It’s vital that while you say each affirmation, you summon a positive feeling. I often get a tingly sensation, and I feel happy and empowered as if I have spoken my destiny.
When doing affirmations, be consistent and 100% invested. Say them with certainty. So as to not forget, leave your list of affirmations where you absolutely won’t miss them.
Since I started this process, first with releasing myself from the pressure of writing, and then adding in journaling and affirmations, my stress has greatly decreased. There are still moments when anxiety rises up in me, but I can quickly counteract it with positive self-messages. And best of all, a new character has started talking to me. I take notes and let him speak without expectations. I feel happier and stronger than I have in a long while, and every day, my desire to write again grows.

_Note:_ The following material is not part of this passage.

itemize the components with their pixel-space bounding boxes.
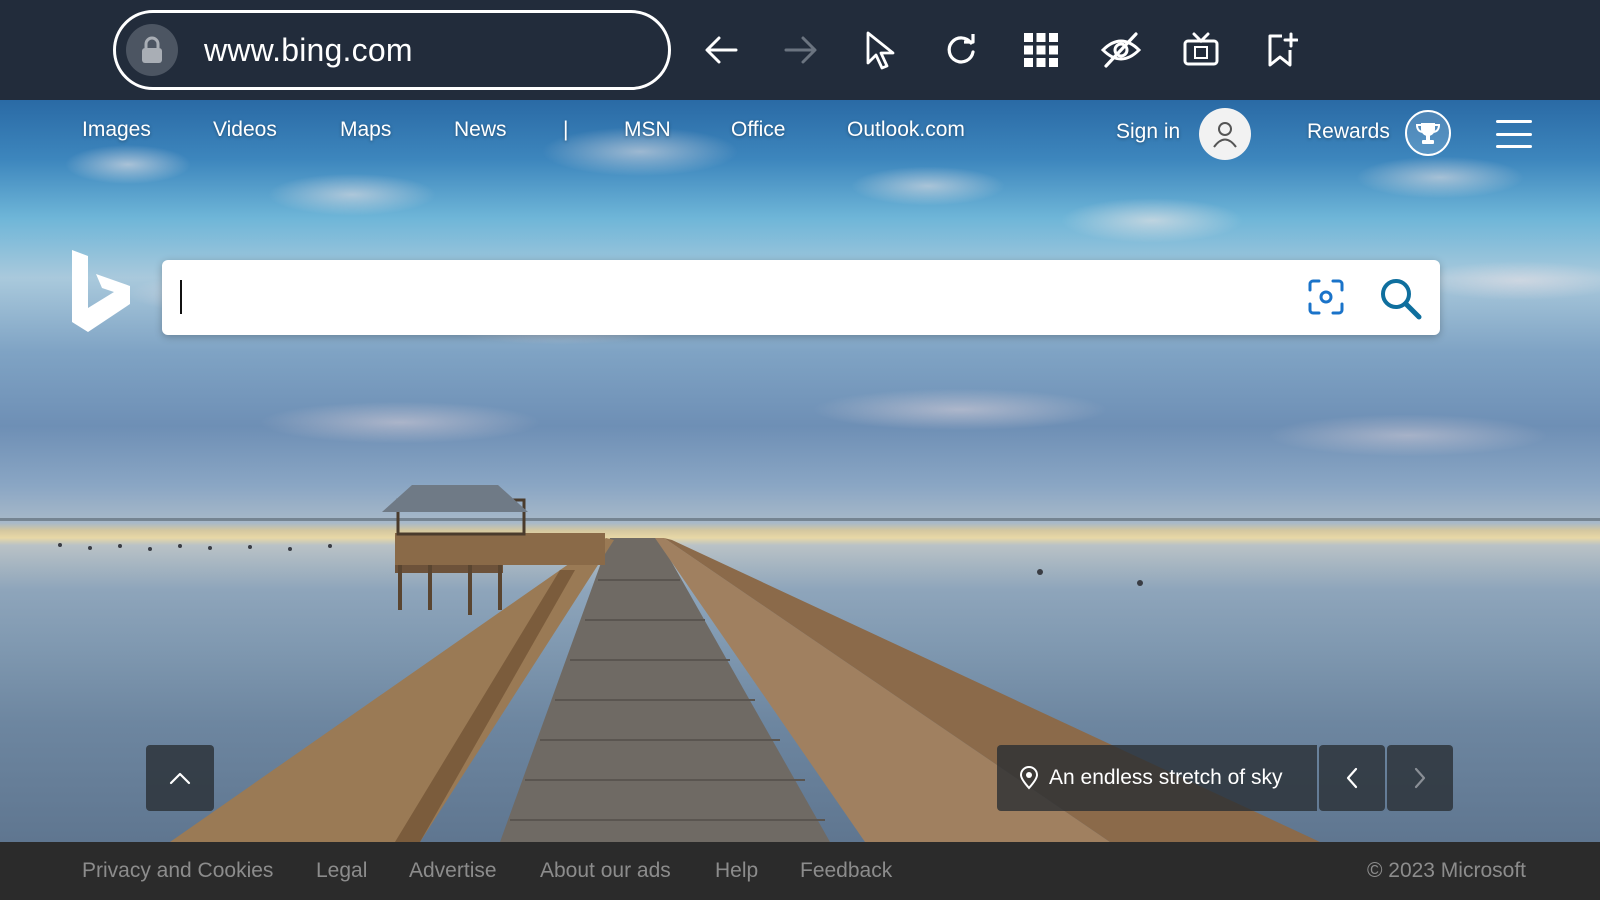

How to know if you need a ‘Reset’ or to ‘Push Harder’:
Growth is uncomfortable. If you’re doing something new, pushing to learn a new craft or skill, improve your financial situation, or anything to better yourself, there’ll be times you feel like giving up. That’s growing pains. In cases like that, push harder.
If you feel joyless in the things that you once derived great pleasure from, you may need a reset. Pull back, quiet your mind, and nurture yourself until you feel whole again.
Resisting the pull of old habits:
In the first few weeks, I was constantly tempted to check reviews or my sales rankings online, but instead of berating myself for it, I acknowledged that I felt no happier after I looked. Remember: letting go is freeing, a heavy weight you no longer have to carry if you choose not to.